Dieu est maître de tout. Et on retrouve son action bonne, dans les lois de la nature et dans les miracles. D’une certaine manière la nature est déjà miracle. Alors pourquoi les miracles ? Et c’est cela la vraie question.

Par le miracle Dieu se dit à l’homme de foi. Par le miracle Dieu fait signe. Par le miracle Dieu se rappelle à l’homme. Il ne constitue pas une preuve de son existence, il se manifeste dans le cadre de la foi.

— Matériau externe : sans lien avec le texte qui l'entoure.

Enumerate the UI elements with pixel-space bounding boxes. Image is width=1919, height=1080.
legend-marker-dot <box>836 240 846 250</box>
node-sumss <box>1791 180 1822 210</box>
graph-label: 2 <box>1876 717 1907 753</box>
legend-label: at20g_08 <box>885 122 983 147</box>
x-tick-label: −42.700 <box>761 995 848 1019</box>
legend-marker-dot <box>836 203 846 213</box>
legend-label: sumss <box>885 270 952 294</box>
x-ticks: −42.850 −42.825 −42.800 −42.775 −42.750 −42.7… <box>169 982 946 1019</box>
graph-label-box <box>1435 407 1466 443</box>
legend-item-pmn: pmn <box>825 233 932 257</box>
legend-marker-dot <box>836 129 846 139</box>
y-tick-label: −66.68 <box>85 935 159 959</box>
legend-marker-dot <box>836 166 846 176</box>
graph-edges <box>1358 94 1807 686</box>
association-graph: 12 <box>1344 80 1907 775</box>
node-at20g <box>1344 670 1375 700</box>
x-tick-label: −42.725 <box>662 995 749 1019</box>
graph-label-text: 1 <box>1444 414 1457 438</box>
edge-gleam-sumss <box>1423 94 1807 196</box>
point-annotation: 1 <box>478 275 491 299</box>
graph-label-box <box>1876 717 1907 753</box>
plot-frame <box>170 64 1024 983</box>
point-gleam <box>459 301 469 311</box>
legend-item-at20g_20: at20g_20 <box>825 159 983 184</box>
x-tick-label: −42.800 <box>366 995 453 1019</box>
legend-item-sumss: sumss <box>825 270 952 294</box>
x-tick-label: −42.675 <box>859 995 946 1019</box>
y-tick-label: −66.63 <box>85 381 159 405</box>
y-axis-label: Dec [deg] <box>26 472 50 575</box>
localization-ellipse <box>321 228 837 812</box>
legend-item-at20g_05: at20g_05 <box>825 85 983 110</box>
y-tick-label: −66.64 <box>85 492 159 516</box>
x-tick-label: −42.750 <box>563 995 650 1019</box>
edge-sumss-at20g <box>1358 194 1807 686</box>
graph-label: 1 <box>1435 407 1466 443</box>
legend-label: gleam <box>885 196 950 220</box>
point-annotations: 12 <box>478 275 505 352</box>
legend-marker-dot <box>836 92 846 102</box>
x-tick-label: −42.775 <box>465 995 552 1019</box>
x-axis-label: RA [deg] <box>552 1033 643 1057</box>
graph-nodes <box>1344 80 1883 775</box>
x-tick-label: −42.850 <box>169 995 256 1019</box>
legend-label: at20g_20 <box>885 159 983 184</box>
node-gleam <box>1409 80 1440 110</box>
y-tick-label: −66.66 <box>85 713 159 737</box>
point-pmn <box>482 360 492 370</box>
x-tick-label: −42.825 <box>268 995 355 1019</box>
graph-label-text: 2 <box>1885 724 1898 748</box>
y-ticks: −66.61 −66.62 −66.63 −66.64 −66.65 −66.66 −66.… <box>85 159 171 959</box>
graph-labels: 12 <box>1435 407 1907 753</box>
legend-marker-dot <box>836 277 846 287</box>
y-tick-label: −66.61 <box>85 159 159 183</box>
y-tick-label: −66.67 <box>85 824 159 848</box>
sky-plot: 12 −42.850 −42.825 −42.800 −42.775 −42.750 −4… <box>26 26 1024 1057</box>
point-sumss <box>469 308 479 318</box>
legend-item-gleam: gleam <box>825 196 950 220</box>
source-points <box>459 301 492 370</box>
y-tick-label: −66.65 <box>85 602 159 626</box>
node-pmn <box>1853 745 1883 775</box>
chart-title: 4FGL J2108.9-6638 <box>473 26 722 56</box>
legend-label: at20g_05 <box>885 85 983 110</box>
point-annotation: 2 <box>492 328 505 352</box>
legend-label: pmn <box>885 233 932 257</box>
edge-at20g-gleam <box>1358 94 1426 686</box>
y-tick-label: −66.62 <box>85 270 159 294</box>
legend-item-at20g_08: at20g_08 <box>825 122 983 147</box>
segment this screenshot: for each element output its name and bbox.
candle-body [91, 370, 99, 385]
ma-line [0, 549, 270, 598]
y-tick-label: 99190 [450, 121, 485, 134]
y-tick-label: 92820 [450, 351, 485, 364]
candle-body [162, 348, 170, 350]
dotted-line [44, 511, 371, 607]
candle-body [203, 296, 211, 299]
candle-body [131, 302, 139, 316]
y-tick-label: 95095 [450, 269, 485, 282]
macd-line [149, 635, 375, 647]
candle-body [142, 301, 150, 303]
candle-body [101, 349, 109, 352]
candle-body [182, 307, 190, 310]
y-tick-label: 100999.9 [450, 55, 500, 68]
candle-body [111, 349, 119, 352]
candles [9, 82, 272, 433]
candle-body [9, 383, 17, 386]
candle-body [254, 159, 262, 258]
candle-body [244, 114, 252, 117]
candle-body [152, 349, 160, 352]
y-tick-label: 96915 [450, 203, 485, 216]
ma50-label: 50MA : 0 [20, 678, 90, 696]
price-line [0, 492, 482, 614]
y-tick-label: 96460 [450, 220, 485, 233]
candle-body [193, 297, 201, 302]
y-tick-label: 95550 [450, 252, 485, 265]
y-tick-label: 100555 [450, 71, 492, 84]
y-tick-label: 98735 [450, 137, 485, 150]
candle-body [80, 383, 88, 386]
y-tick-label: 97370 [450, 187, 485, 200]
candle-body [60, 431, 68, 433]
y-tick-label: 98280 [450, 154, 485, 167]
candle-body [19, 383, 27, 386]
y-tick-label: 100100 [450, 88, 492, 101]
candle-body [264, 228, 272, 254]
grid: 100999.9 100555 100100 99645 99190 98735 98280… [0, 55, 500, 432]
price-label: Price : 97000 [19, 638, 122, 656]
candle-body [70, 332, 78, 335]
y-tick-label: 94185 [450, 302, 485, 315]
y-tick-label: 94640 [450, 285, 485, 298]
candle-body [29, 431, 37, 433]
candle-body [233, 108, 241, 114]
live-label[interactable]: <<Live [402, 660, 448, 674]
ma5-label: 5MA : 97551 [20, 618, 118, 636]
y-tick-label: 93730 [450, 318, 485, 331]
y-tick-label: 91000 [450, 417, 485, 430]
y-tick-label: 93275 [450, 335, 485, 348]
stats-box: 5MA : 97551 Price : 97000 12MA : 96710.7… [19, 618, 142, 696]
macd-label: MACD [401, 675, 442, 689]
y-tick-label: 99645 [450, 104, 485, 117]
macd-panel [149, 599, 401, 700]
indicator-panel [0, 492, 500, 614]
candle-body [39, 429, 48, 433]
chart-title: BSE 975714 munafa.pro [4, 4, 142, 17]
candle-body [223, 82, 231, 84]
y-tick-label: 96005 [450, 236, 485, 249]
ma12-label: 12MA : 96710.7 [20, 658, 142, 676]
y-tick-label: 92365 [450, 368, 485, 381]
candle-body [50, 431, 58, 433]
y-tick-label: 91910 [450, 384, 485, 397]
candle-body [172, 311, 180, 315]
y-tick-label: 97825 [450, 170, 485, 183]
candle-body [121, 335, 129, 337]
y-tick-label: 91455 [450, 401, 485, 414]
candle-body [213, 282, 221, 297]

Jésus se refuse toujours à faire des miracles pour « épater la galerie ». Hérode, qui n’a rien compris, lui demande de jouer les prestidigitateurs (Lc 23, 8). C’est un contre sens total. C’est parce qu’on a foi en lui que Jésus fait des miracles. Ou plus exactement Jésus ne renvoie pas à lui même, mais au Père. « Ta foi t’a sauvé » dit-il au paralytique. Les pèlerins de Lourdes viennent non pour être convaincus mais parce qu’ils ont foi (c’est à dire confiance en Dieu, par l’intermédiaire du Fils de la Vierge Marie).

Pourtant l’Eglise reconnaît une réalité matérielle du miracle et non simplement spirituelle, dans la mesure où il est pertinent de séparer les deux aspects.

En résumé… 2627_fleur_jaune.gif 1. Le miracle est le signe de l’amour de Dieu, prévenant et source de salut. Une communication est établie entre Jésus et la personne guérie et sauvée qui bénéficie de sa force et de sa bonté.

2. Il a une fonction de révélation : parce qu’il rompt avec l’ordre habituel, il a pour effet de manifester l’identité de celui qui agit. Quelque chose de Dieu se dévoile dans sa parole et l’acte qui l’authentifie. Du neuf apparaît dans la conduite de Dieu, appelé pour cette raison une révélation.

3. Il remplit une fonction d’attestation. Il confirme le message et donne autorité au messager. Ainsi, Jésus renvoie ses adversaires à l’objectivité des signes posés.

4. Du point de vue de l’homme qui en est bénéficiaire, le miracle est un acte de salut, tant par le bienfait corporel que par la foi confirmée qui le fait entrer dans le Royaume de Dieu.